Shoe Dog


Shoe Dog is an autobiography about building a business but, man oh man, this book hits different. As so many people pointed out, the storytelling is phenomenal. This is how you tell a story. Phil Knight is competitive and I am not surprised that he connected with storytelling master J.R. Moehringer to help him with this book. Moehringer notably collaborated with Andre Agassi to write Open, a book which I would say has the same level of nuanced storytelling as this one.

Apart from the storytelling, I keep asking myself why I thoroughly enjoyed this book, and why I got very emotional in some parts. It then hit me. It is the hero’s journey. The entrepreneur’s journey. The hero, the entrepreneur, overcomes adversity and achieves the impossible. Phil Knight imported shoes from Japanese shoe company Onitsuka, and sold these shoes from his car. From this humble beginning, Knight created his brainchild, his shoe startup called Blue Ribbon. Blue Ribbon was Knight’s side hustle as he worked a full-time job as an accountant and then later as an accounting professor at Portland State. Sales eventually reached hundreds of thousands of dollars, then the millions. Nevertheless, the big problem was that Blue Ribbon’s cash reserves were always close to zero, which means that the company could go out of business at any time. On top of that, Onitsuka later decided it no longer wanted to supply Blue Ribbon with shoes. Furthermore, Blue Ribbon’s bank also terminated their account reasoning that their low cash reserves was risky. Apparently, banks in the 70’s were very risk-averse. I never knew that! Crisis after crisis, Phil Knight and his motley crew of misfits and obsessives survived and eventually created the legendary shoe company called Nike.
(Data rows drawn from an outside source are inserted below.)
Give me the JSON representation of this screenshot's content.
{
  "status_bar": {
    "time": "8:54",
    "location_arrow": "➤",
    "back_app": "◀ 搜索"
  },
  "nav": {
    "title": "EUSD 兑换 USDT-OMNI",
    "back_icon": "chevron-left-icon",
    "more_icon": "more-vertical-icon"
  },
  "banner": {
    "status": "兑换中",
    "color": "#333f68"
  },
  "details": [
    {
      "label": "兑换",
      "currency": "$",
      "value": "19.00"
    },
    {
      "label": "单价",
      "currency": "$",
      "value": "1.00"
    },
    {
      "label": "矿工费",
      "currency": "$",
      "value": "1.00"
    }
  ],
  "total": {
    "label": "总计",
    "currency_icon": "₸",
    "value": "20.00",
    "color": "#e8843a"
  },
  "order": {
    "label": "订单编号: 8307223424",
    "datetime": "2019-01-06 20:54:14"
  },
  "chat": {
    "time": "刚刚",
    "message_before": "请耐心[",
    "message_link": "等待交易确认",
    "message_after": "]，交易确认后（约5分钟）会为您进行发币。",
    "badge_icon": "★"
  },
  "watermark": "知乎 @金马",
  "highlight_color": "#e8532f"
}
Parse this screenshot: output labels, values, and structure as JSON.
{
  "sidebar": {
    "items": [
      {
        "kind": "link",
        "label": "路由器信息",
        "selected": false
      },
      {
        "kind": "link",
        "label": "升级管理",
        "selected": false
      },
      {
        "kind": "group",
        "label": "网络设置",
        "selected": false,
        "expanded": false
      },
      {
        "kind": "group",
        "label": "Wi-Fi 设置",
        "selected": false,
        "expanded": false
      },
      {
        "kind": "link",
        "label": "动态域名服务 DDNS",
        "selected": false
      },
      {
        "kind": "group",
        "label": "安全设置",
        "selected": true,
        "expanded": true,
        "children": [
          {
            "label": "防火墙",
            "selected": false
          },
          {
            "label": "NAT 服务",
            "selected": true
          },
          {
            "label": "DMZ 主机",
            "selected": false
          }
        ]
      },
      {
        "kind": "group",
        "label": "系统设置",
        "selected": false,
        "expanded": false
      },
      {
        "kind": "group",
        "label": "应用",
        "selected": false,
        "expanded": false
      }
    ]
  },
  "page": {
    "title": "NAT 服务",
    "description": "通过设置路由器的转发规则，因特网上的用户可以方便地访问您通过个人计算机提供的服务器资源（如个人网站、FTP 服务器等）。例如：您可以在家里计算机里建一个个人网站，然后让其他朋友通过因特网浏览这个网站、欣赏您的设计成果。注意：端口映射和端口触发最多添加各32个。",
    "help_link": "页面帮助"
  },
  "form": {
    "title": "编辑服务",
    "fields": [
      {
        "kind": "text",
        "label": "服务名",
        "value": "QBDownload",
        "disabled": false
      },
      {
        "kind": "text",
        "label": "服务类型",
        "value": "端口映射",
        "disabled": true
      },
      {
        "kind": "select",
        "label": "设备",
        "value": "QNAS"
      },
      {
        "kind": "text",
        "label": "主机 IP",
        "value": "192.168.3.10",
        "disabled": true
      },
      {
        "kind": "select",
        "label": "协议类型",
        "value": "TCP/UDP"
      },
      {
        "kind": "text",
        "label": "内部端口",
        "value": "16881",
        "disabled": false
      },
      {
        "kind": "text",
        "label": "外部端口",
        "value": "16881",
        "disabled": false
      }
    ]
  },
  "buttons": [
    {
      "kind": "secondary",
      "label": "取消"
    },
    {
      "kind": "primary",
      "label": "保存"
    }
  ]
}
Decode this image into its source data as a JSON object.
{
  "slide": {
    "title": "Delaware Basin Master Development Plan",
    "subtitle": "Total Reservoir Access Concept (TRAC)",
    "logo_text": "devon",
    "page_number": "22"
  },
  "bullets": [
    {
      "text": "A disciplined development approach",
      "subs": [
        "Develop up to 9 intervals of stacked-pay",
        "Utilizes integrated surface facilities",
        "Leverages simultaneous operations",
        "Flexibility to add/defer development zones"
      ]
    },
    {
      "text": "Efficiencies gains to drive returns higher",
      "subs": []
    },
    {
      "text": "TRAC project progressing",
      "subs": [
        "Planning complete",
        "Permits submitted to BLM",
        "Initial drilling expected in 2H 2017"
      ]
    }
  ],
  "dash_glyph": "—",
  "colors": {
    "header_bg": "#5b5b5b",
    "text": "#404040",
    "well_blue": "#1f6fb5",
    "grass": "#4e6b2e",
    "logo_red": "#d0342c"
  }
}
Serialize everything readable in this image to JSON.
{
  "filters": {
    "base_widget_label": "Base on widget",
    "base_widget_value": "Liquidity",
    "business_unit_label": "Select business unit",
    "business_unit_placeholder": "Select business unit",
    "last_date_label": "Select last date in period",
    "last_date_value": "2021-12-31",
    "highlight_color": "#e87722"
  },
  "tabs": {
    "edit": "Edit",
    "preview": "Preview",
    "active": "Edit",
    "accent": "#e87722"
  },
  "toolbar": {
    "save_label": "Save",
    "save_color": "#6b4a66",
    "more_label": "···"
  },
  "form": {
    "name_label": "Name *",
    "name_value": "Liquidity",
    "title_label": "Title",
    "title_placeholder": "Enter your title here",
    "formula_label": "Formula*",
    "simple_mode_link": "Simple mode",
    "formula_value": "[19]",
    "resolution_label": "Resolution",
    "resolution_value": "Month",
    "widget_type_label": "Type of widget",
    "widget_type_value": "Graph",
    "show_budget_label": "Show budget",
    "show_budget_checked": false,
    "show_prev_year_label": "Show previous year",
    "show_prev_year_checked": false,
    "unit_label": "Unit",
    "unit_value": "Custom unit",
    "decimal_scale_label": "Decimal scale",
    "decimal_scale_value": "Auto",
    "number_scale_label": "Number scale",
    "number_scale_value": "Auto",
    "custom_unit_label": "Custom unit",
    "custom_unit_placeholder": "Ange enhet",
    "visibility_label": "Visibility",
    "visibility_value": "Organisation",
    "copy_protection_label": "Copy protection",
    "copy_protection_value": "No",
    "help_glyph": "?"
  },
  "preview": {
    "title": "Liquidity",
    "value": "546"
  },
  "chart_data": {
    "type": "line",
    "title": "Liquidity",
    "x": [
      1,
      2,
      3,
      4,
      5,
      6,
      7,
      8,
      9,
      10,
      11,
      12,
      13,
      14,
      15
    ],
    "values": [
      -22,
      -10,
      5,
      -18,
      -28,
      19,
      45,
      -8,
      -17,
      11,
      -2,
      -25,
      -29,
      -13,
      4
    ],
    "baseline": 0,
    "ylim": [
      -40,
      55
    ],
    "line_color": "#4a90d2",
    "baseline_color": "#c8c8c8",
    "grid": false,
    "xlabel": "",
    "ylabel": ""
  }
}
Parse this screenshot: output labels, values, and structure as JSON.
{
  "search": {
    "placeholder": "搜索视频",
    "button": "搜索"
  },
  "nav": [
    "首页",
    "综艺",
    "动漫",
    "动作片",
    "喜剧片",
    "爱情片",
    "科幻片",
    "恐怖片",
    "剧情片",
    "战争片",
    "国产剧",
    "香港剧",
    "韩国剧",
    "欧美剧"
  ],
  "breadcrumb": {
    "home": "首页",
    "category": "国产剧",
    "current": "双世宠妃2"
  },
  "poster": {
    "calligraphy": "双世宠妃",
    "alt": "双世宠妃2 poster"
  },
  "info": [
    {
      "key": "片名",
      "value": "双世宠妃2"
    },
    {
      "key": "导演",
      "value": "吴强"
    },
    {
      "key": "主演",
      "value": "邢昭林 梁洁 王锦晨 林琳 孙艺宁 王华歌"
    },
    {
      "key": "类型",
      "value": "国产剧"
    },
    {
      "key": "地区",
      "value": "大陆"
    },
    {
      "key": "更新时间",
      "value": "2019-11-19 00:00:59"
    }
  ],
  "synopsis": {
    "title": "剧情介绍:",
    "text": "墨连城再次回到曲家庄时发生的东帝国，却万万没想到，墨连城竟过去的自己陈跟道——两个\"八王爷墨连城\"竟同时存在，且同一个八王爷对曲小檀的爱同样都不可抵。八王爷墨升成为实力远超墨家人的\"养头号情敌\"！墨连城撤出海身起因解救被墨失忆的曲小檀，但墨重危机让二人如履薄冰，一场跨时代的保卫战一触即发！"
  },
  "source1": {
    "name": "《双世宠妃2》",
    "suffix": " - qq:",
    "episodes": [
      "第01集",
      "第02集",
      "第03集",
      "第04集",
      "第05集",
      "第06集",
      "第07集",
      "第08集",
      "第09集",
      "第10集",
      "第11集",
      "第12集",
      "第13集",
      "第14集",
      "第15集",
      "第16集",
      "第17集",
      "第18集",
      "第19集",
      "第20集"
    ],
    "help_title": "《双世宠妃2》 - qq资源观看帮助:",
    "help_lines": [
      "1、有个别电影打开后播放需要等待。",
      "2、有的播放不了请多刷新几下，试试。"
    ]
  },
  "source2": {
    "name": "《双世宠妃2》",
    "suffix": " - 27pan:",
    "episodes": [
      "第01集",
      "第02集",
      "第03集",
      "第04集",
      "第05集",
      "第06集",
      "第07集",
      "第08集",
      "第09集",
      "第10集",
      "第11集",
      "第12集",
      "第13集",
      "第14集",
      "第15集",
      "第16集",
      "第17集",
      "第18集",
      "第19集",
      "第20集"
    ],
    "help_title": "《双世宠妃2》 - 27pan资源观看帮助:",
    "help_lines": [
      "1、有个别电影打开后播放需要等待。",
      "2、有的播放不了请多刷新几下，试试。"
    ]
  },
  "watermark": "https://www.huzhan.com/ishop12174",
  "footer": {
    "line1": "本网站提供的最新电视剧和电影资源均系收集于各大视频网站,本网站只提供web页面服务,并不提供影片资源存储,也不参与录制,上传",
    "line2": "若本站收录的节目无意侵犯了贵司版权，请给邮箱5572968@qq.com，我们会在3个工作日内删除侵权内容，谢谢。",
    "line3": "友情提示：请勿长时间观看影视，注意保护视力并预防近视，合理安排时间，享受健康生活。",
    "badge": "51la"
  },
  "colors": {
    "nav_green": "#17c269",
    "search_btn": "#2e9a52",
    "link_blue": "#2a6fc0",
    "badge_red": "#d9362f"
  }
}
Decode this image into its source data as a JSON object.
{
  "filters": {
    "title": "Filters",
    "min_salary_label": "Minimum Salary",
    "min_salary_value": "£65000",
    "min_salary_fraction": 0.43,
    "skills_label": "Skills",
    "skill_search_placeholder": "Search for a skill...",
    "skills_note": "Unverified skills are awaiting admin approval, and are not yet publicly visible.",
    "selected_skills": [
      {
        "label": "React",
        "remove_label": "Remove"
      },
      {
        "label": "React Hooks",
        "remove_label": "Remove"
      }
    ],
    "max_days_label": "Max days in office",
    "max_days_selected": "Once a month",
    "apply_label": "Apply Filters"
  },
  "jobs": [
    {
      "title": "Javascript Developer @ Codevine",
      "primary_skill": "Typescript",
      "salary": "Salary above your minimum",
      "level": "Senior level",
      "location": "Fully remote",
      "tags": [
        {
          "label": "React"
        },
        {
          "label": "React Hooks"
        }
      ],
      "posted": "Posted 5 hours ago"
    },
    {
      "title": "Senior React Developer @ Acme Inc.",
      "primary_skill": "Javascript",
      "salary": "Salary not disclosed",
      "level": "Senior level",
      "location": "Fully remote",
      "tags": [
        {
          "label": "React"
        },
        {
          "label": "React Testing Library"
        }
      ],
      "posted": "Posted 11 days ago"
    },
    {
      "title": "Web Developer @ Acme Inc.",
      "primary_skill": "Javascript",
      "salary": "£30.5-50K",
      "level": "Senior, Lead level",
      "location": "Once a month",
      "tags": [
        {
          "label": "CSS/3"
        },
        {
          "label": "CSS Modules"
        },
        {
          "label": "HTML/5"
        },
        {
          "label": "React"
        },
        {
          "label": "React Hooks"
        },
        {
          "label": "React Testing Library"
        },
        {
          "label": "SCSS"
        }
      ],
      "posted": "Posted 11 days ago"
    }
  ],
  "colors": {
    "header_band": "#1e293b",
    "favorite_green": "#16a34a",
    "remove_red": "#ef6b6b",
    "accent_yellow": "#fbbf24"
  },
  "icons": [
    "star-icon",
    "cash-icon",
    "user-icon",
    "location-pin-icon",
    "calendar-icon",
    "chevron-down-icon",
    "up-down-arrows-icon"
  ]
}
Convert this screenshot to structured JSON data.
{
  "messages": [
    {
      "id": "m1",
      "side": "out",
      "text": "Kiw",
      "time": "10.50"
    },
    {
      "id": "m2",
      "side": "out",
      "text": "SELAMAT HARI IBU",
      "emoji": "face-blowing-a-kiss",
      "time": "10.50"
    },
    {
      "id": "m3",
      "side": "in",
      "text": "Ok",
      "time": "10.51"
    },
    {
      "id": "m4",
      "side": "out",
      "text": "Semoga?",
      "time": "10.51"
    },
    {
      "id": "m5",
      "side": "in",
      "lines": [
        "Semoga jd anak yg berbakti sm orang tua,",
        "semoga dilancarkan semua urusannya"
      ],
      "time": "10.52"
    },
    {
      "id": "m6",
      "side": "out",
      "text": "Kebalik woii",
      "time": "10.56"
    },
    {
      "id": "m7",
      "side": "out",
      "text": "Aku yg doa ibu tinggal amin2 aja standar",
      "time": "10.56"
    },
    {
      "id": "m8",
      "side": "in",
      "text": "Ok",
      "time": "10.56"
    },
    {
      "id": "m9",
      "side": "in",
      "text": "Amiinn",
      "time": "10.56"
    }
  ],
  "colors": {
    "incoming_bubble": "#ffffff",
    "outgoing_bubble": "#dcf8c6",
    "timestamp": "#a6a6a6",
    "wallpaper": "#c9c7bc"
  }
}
I learned a ton from this book on how to build a company. First, I would say that retail is very difficult. I never knew how difficult retail was until I read this book. There will be many fires to put out. But as Phil Knight story tells us, survival is possible with a great team. Knight had the legendary coach Bill Bowerman as a co-founder and mentor. Through Bowerman’s mentorship and tinkering, Nike was able to ship out innovative technologies in the shoe game. Then there is Nike employee # 2 Jeff Johnson (Knight’s sister was employee # 1) who kept Blue Ribbon running while Knight was working full-time. It seems to me that during the early days, Blue Ribbon would not have survived without Johnson because he was the marketing, logistics and sales. More importantly, Phil Knight’s wife, Penelope, was there to support Knight from day one.

Some of the business lessons I learned from this book:

  1. Fail fast
  2. Create a team obsessed with the company and mission
  3. Do things that don’t scale
  4. Sometimes you have to work a full-time job while you pursue your dream
  5. Do not micromanage. “Don’t tell people how to do things, tell them what to do and let them surprise you with their results (pg. 90)”

Notes:

When it came to advertising, our approach was primitive and slapdash. We were making it up as we went along, learning on the fly, and it showed.

Like books, sports give people a sense of having lived other lives, of taking part in other people’s victories. And defeats. When sports are at their best, the spirit of the fan merges with the spirit of the athlete, and in that convergence, in that transference, is the oneness that the mystics talk about.

It’s hard enough to invent and manufacture and market a product, but then the logistics, the mechanics, the hydraulics of getting it to the people who want it, when they want it—this is how companies die, how ulcers are born.

Fear of failure, I thought, will never be our downfall as a company. Not that any of us thought we wouldn’t fail; in fact we had every expectation that we would. But when we did fail, we had faith that we’d do it fast, learn from it, and be better for it

We were undergoing an explosion in assets, and inventory, which put enormous strains on our cash reserves. With any growth company, this is the typical problem. But we were growing faster than the typical growth company, faster than any growth company I knew of. Our problems were unprecedented. Or so it seemed

I refused to even consider ordering less inventory. Grow or die, that’s what I believed, no matter the situation. Why cut your order from $3 million down to $2 million if you believed in your bones that the demand out there was for $5 million? So I was forever pushing my conservative bankers to the brink, forcing them into a game of chicken. I’d order a number of shoes that seemed to them absurd, a number we’d need to stretch to pay for, and I’d always just barely pay for them, in the nick of time, and then just barely pay our other monthly bills, at the last minute, always doing just enough, and no more, to prevent the bankers from booting us.

The difference from one shoe to another, he said, nine times out of ten, is the factory. Forget design, forget color, forget all the other things that go into a shoe, it’s all about factories.